Por: Bernardita Pérez Santander.
Cuando pienso en la Semana Santa y en el momento de la Pasión; el Domingo de Ramos marca el inicio de lo que hemos experimentado en la Cuaresma: preparar el corazón para todo lo que va a vivir Jesús y se me vienen muchas cosas a la cabeza. Primero: ¿Cómo no había otra forma de morir? Y después: que alegría saberme salvada, reconocerme hija y tener la certeza de que Jesús murió por la humanidad, por todos y también por mí. Por qué sólo Él entendió perfectamente lo que es amar. Eso que el mundo rechaza, Él lo aceptó y abrazó y se hizo parte. Murió y se postergó para que viviéramos una vida de alegrías profundas y no superficiales, verdaderas. Para que entendiéramos que el dolor, tiene que ver solo con amar, amar de verdad.
Como una película en mi cabeza las imágenes de Jesús por la Vía Dolorosa. Jesús en el Calvario, Jesús en la Cruz. Jesús, en su pasión y muerte, solo. En un segundo, me estremezco, y sin entender, creo, y creo profundamente. Me da Paz.
Entonces, mi cabeza vuelve y es Jesús y a las mujeres que consuelan su dolor. Mujeres del evangelio, profundas, silentes, aperradas, valientes. Mujeres de hace más de dos mil años que hoy siguen tan presentes. Mujeres actuales y reales, mujeres del mundo de hoy. Mujeres de la población donde vivo. Mujeres que al igual que María crían y sacan adelante a sus hijos, nietos, sobrinos y lo que venga; aunque no sean de sangre, son familia.

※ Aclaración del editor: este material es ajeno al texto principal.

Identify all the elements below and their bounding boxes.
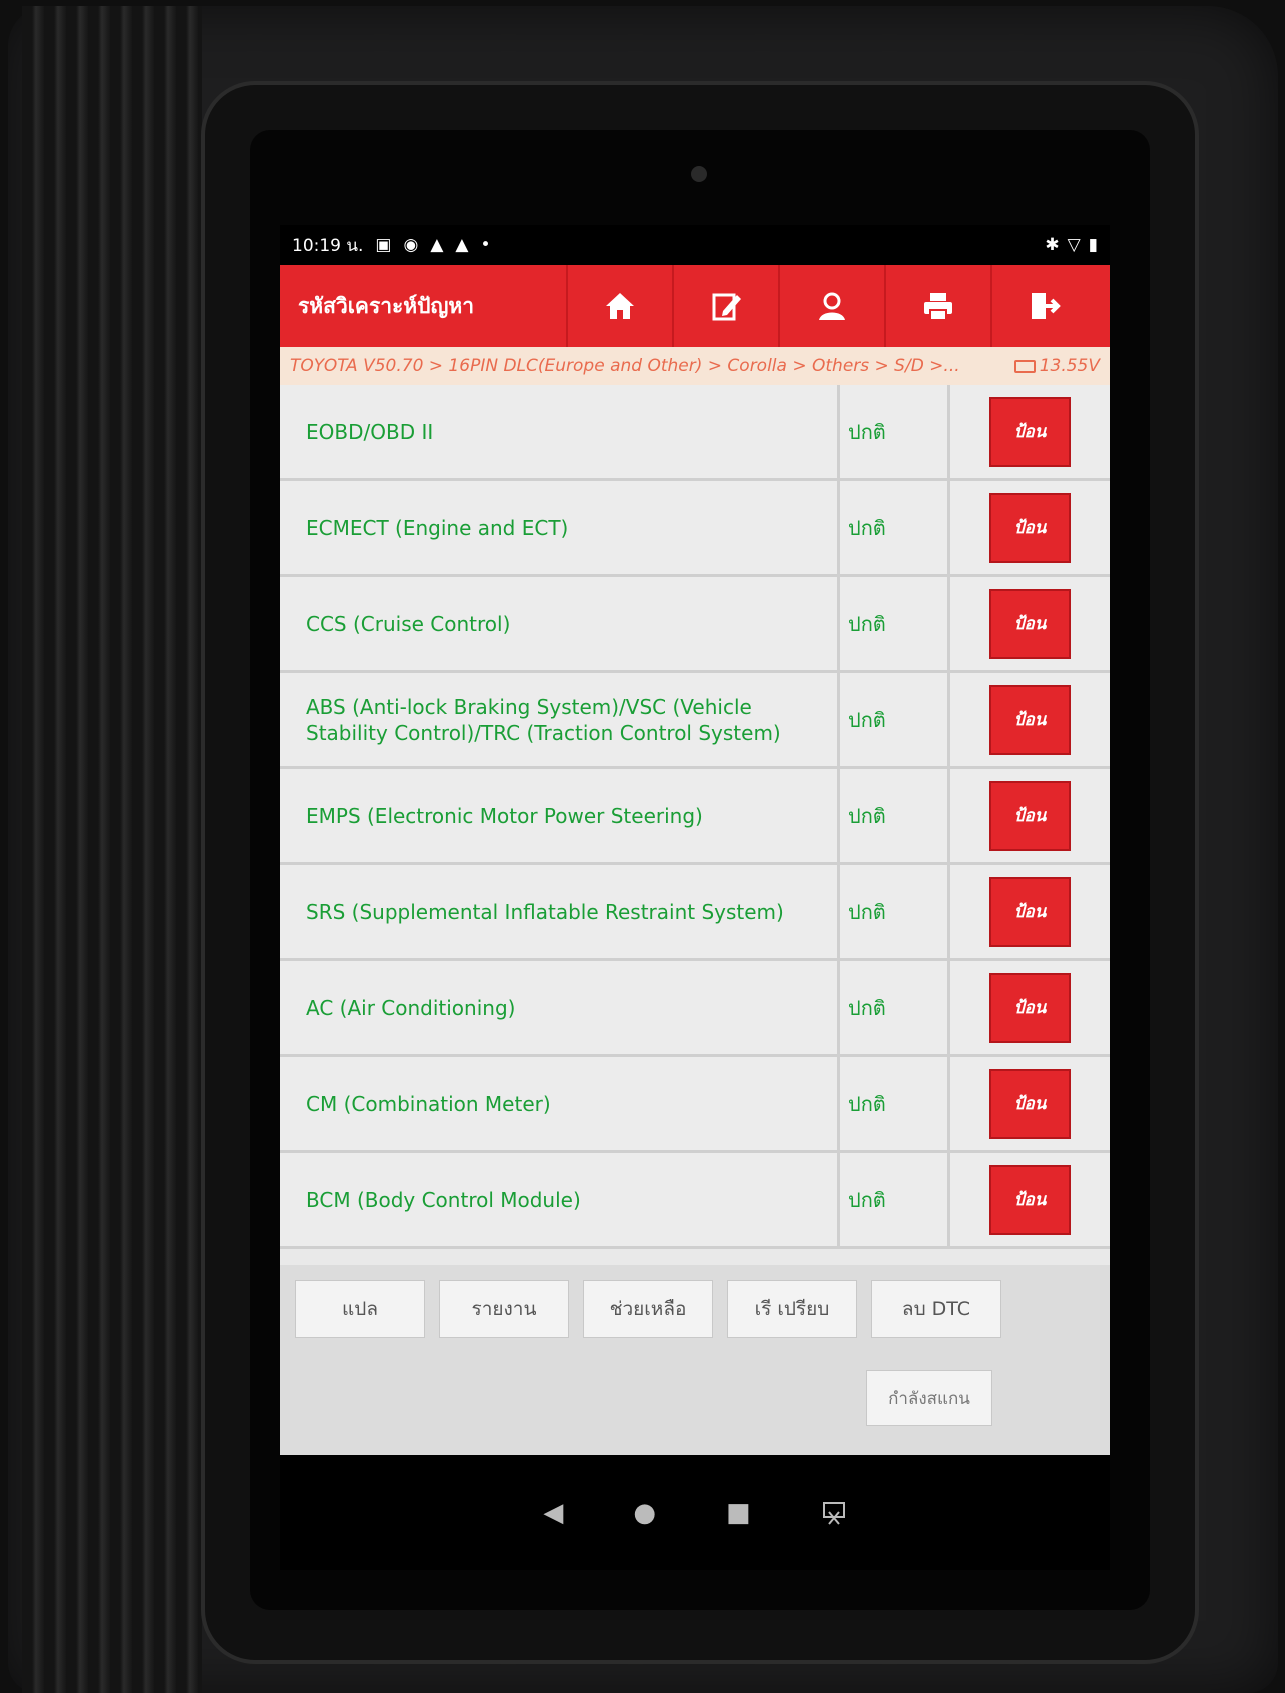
dot-icon: • [480,235,491,255]
user-icon [819,292,845,320]
report-button[interactable]: รายงาน [439,1280,569,1338]
ribbed-grip [22,6,202,1693]
page-title: รหัสวิเคราะห์ปัญหา [298,293,475,318]
scanning-button[interactable]: กำลังสแกน [866,1370,992,1426]
system-status: ปกติ [840,961,950,1054]
enter-button[interactable]: ป้อน [989,396,1071,467]
enter-button[interactable]: ป้อน [989,780,1071,851]
system-name: BCM (Body Control Module) [280,1153,840,1246]
user-button[interactable] [778,265,884,347]
system-list[interactable]: EOBD/OBD II ปกติ ป้อน ECMECT (Engine and… [280,385,1110,1295]
list-item[interactable]: ABS (Anti-lock Braking System)/VSC (Vehi… [280,673,1110,769]
voltage-readout: 13.55V [1013,356,1100,376]
system-name: ABS (Anti-lock Braking System)/VSC (Vehi… [280,673,840,766]
home-icon [606,293,634,319]
wifi-icon: ▽ [1067,235,1081,255]
exit-icon [1032,293,1061,319]
list-item[interactable]: BCM (Body Control Module) ปกติ ป้อน [280,1153,1110,1249]
system-status: ปกติ [840,577,950,670]
list-item[interactable]: CM (Combination Meter) ปกติ ป้อน [280,1057,1110,1153]
system-status: ปกติ [840,481,950,574]
recent-apps-icon[interactable]: ■ [726,1498,751,1528]
car-battery-icon [1013,359,1036,373]
list-item[interactable]: ECMECT (Engine and ECT) ปกติ ป้อน [280,481,1110,577]
system-name: SRS (Supplemental Inflatable Restraint S… [280,865,840,958]
bottom-toolbar: แปล รายงาน ช่วยเหลือ เรี เปรียบ ลบ DTC ก… [280,1265,1110,1455]
status-bar: 10:19 น. ▣ ◉ ▲ ▲ • ✱ ▽ ▮ [280,225,1110,265]
calendar-icon: ▣ [375,235,392,255]
edit-icon [712,293,741,321]
bluetooth-icon: ✱ [1045,235,1060,255]
enter-button[interactable]: ป้อน [989,972,1071,1043]
compare-button[interactable]: เรี เปรียบ [727,1280,857,1338]
system-status: ปกติ [840,1057,950,1150]
home-button[interactable] [566,265,672,347]
system-name: AC (Air Conditioning) [280,961,840,1054]
system-name: CCS (Cruise Control) [280,577,840,670]
title-bar: รหัสวิเคราะห์ปัญหา [280,265,1110,347]
voltage-value: 13.55V [1039,356,1100,376]
system-status: ปกติ [840,769,950,862]
enter-button[interactable]: ป้อน [989,684,1071,755]
system-name: CM (Combination Meter) [280,1057,840,1150]
enter-button[interactable]: ป้อน [989,492,1071,563]
system-name: EOBD/OBD II [280,385,840,478]
enter-button[interactable]: ป้อน [989,588,1071,659]
exit-button[interactable] [990,265,1096,347]
edit-button[interactable] [672,265,778,347]
enter-button[interactable]: ป้อน [989,1164,1071,1235]
android-nav-bar: ◀ ● ■ [280,1455,1110,1570]
print-button[interactable] [884,265,990,347]
system-status: ปกติ [840,1153,950,1246]
print-icon [924,293,952,321]
system-status: ปกติ [840,865,950,958]
status-time: 10:19 น. [292,235,364,256]
list-item[interactable]: EMPS (Electronic Motor Power Steering) ป… [280,769,1110,865]
enter-button[interactable]: ป้อน [989,876,1071,947]
home-nav-icon[interactable]: ● [633,1498,656,1528]
battery-icon: ▮ [1088,235,1098,255]
warning-icon: ▲ [430,235,444,255]
system-name: ECMECT (Engine and ECT) [280,481,840,574]
system-status: ปกติ [840,673,950,766]
system-name: EMPS (Electronic Motor Power Steering) [280,769,840,862]
warning-icon: ▲ [455,235,469,255]
list-item[interactable]: CCS (Cruise Control) ปกติ ป้อน [280,577,1110,673]
list-item[interactable]: SRS (Supplemental Inflatable Restraint S… [280,865,1110,961]
help-button[interactable]: ช่วยเหลือ [583,1280,713,1338]
clear-dtc-button[interactable]: ลบ DTC [871,1280,1001,1338]
screen: 10:19 น. ▣ ◉ ▲ ▲ • ✱ ▽ ▮ รหัสวิเคราะห์ปั… [280,225,1110,1570]
screenshot-icon[interactable] [821,1500,847,1526]
back-icon[interactable]: ◀ [543,1498,563,1528]
breadcrumb-path: TOYOTA V50.70 > 16PIN DLC(Europe and Oth… [290,356,960,376]
enter-button[interactable]: ป้อน [989,1068,1071,1139]
system-status: ปกติ [840,385,950,478]
translate-button[interactable]: แปล [295,1280,425,1338]
list-item[interactable]: AC (Air Conditioning) ปกติ ป้อน [280,961,1110,1057]
list-item[interactable]: EOBD/OBD II ปกติ ป้อน [280,385,1110,481]
cast-icon: ◉ [403,235,419,255]
breadcrumb: TOYOTA V50.70 > 16PIN DLC(Europe and Oth… [280,347,1110,385]
front-camera [691,166,707,182]
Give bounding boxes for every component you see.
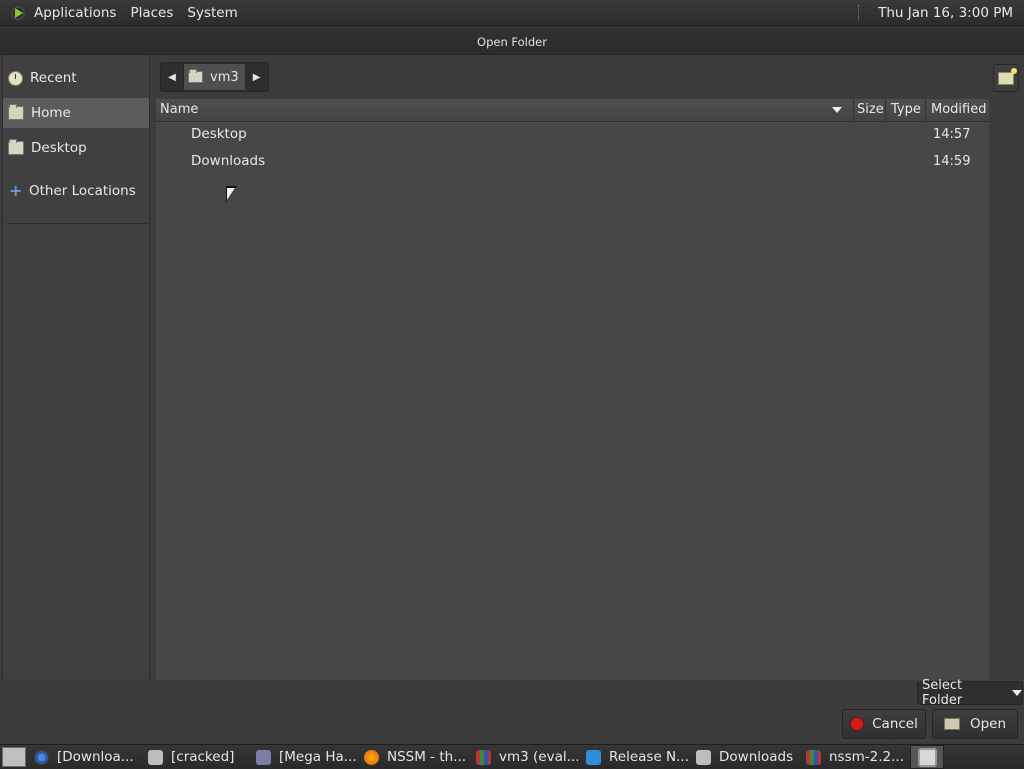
- dialog-title-bar: Open Folder: [0, 26, 1024, 55]
- folder-icon: [696, 749, 711, 765]
- cancel-button[interactable]: Cancel: [842, 709, 926, 739]
- taskbar-item-active[interactable]: [910, 745, 944, 769]
- taskbar-item-label: Downloads: [719, 749, 794, 765]
- dialog-title: Open Folder: [477, 35, 547, 49]
- home-folder-icon: [8, 104, 24, 120]
- menu-system[interactable]: System: [180, 5, 244, 21]
- taskbar-item[interactable]: [cracked]: [144, 746, 248, 768]
- vscode-icon: [586, 749, 601, 765]
- archive-icon: [476, 749, 491, 765]
- path-segment-vm3[interactable]: vm3: [183, 64, 246, 90]
- file-name: Downloads: [191, 153, 266, 169]
- folder-icon: [148, 749, 163, 765]
- file-name: Desktop: [191, 126, 247, 142]
- file-row[interactable]: Desktop 14:57: [156, 121, 989, 148]
- firefox-icon: [364, 749, 379, 765]
- cancel-icon: [850, 717, 865, 731]
- path-bar: ◀ vm3 ▶: [160, 62, 269, 92]
- new-folder-button[interactable]: [993, 64, 1019, 92]
- new-folder-icon: [998, 67, 1017, 85]
- mouse-pointer-icon: [226, 186, 237, 202]
- taskbar-item[interactable]: vm3 (eval...: [472, 746, 578, 768]
- taskbar-item-label: [cracked]: [171, 749, 235, 765]
- path-forward-button[interactable]: ▶: [246, 64, 268, 90]
- taskbar-item[interactable]: Release N...: [582, 746, 688, 768]
- pidgin-icon: [256, 749, 271, 765]
- sidebar-item-label: Recent: [30, 70, 77, 86]
- chevron-down-icon: [1012, 690, 1022, 696]
- top-panel: Applications Places System Thu Jan 16, 3…: [0, 0, 1024, 26]
- sidebar-divider: [7, 223, 147, 224]
- column-header-name[interactable]: Name: [160, 99, 198, 121]
- panel-separator: [858, 4, 861, 21]
- clock-area: Thu Jan 16, 3:00 PM: [858, 4, 1024, 21]
- file-modified: 14:57: [933, 127, 971, 142]
- file-chooser-content: ◀ vm3 ▶ Name Size Type Modified Desktop …: [152, 55, 1024, 680]
- path-segment-label: vm3: [210, 69, 239, 85]
- menu-places[interactable]: Places: [123, 5, 180, 21]
- sort-descending-icon: [832, 107, 842, 113]
- sidebar-item-other-locations[interactable]: Other Locations: [3, 176, 149, 206]
- window-icon: [917, 747, 937, 767]
- file-filter-select[interactable]: Select Folder: [917, 678, 1023, 708]
- home-folder-icon: [188, 69, 203, 83]
- clock[interactable]: Thu Jan 16, 3:00 PM: [871, 5, 1020, 21]
- sidebar-item-desktop[interactable]: Desktop: [3, 133, 149, 163]
- file-row[interactable]: Downloads 14:59: [156, 148, 989, 175]
- taskbar-item-label: vm3 (eval...: [499, 749, 578, 765]
- taskbar-item-label: [Downloa...: [57, 749, 134, 765]
- taskbar-item-label: Release N...: [609, 749, 688, 765]
- taskbar-item[interactable]: [Downloa...: [30, 746, 140, 768]
- taskbar-item[interactable]: Downloads: [692, 746, 798, 768]
- archive-icon: [806, 749, 821, 765]
- clock-icon: [8, 70, 23, 86]
- taskbar-item[interactable]: NSSM - th...: [360, 746, 468, 768]
- menu-applications[interactable]: Applications: [27, 5, 123, 21]
- cancel-button-label: Cancel: [872, 716, 918, 732]
- taskbar-item-label: nssm-2.2...: [829, 749, 904, 765]
- taskbar-item[interactable]: nssm-2.2...: [802, 746, 906, 768]
- column-header-modified[interactable]: Modified: [931, 99, 986, 121]
- sidebar-item-home[interactable]: Home: [3, 98, 149, 128]
- show-desktop-button[interactable]: [2, 747, 26, 767]
- plus-icon: [8, 181, 22, 200]
- sidebar-item-label: Home: [31, 105, 71, 121]
- sidebar-item-label: Other Locations: [29, 183, 136, 199]
- taskbar-item-label: [Mega Ha...: [279, 749, 356, 765]
- column-separator[interactable]: [925, 99, 926, 121]
- path-back-button[interactable]: ◀: [161, 64, 183, 90]
- column-separator[interactable]: [885, 99, 886, 121]
- app-menu-logo-icon[interactable]: [9, 3, 27, 22]
- open-button-label: Open: [969, 716, 1007, 732]
- file-list[interactable]: Name Size Type Modified Desktop 14:57 Do…: [156, 99, 989, 680]
- desktop-folder-icon: [8, 139, 24, 155]
- column-header-type[interactable]: Type: [891, 99, 921, 121]
- open-folder-icon: [943, 718, 960, 730]
- sidebar-item-recent[interactable]: Recent: [3, 63, 149, 93]
- file-filter-value: Select Folder: [922, 678, 963, 708]
- file-modified: 14:59: [933, 154, 971, 169]
- sidebar-item-label: Desktop: [31, 140, 87, 156]
- chrome-icon: [34, 749, 49, 765]
- taskbar: [Downloa... [cracked] [Mega Ha... NSSM -…: [0, 744, 1024, 769]
- taskbar-item-label: NSSM - th...: [387, 749, 467, 765]
- taskbar-item[interactable]: [Mega Ha...: [252, 746, 356, 768]
- column-separator[interactable]: [853, 99, 854, 121]
- list-header: Name Size Type Modified: [156, 99, 989, 122]
- places-sidebar: Recent Home Desktop Other Locations: [2, 55, 150, 679]
- column-header-size[interactable]: Size: [857, 99, 884, 121]
- open-button[interactable]: Open: [932, 709, 1018, 739]
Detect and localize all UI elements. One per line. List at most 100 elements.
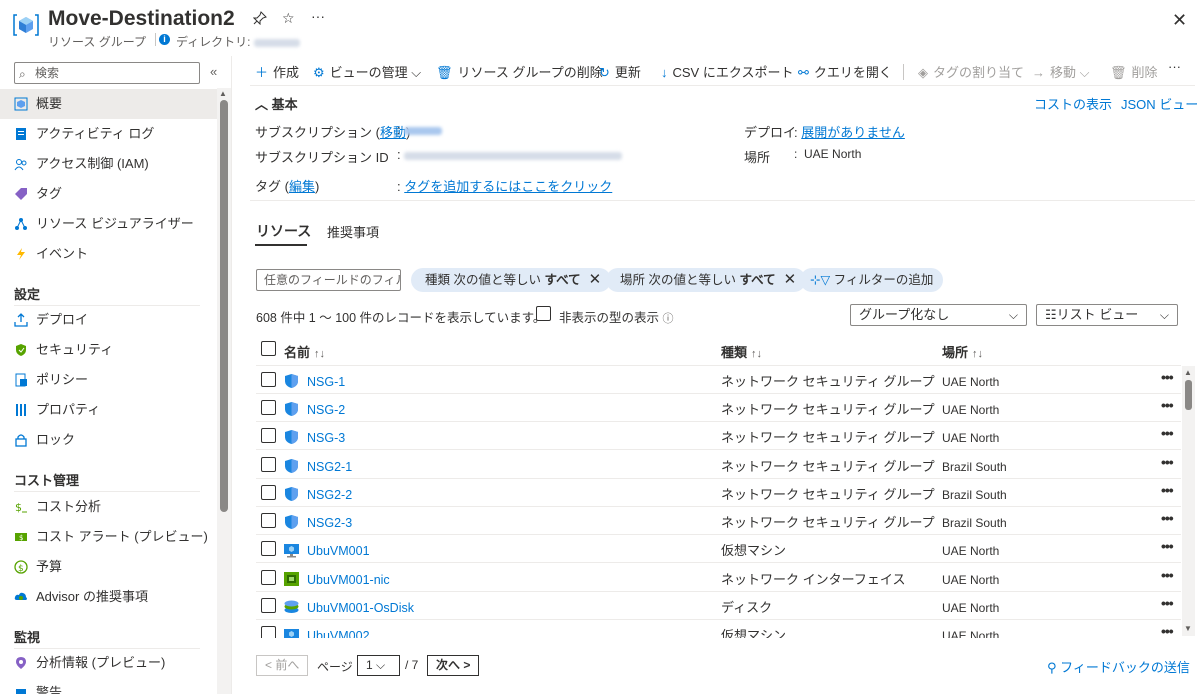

Esas mujeres que han llevado una vida difícil. Muchas veces vidas llenas de abuso, de violencia y de pérdidas; mujeres que se han dejado de lado por los que tienen a su cargo para darles “algo mejor”, mejor de lo que les tocó a ellas.
Mujeres que forjan el futuro de los suyos. Mujeres que ajadas por el sol y entumecidas por el frío se levantan en medio de tinieblas buscando la Luz, Luz que es el reconocerse amadas por Dios. Para salir adelante con sus familias, aveces con tantos dolores acuesta, sin conocer otra forma, pero su fe sigue y es la roca misma, inquebrantable. Ellas, me interpelan, me enseñan tanto, son admirables. Sus contextos son diversos y no son películas, es la pura realidad. Son las madres de los más pobres de los pobres, los marginados, los drogadictos, los apartados, los ignorados y de los no deseados. Son esas mujeres solas que no pierden la perseverancia; mujeres que son madre y padre.
Pienso en las mujeres a los pies de la Cruz, y las veo a ellas hoy. En todas las Marías, las Magdalenas, Salomés, Verónicas, y tantas más; que día a día viven un Calvario y de diferentes maneras, y siguen ahí, firmes, confiadas en el amor, pero sobre todo en la promesa de Dios.
Entonces, viene a mi cabeza San Ignacio y la consolación. Este tremendo santo planteaba que el rasgo de Jesús Resucitado es el oficio de consolar. Y ver a las mujeres de la Resurrección ejerciendo con Jesús ese oficio, es una bomba de amor. Es un gesto puro de postergación, algo tan rechazado por el mundo en el que vivimos. Porque aveces, consolar significa eso postergarse por otros. Eso mismo hizo Jesús, y eso mismo hacen las Mujeres hoy en muchos lugares, porque eso es verdaderamente amar, esa es la huella del amor fiel, bueno, y verdadero. Mientras más amas, la entrega total pasa a ser la meta y consolar en Dios es ver la Luz; es sentir consuelo en medio de las tinieblas, es saciar la sed. Es levantar la mirada, y vibrar en la alegría de la Salvación que el Hijo del hombre ha dado por todos, todas y cada uno de nosotros.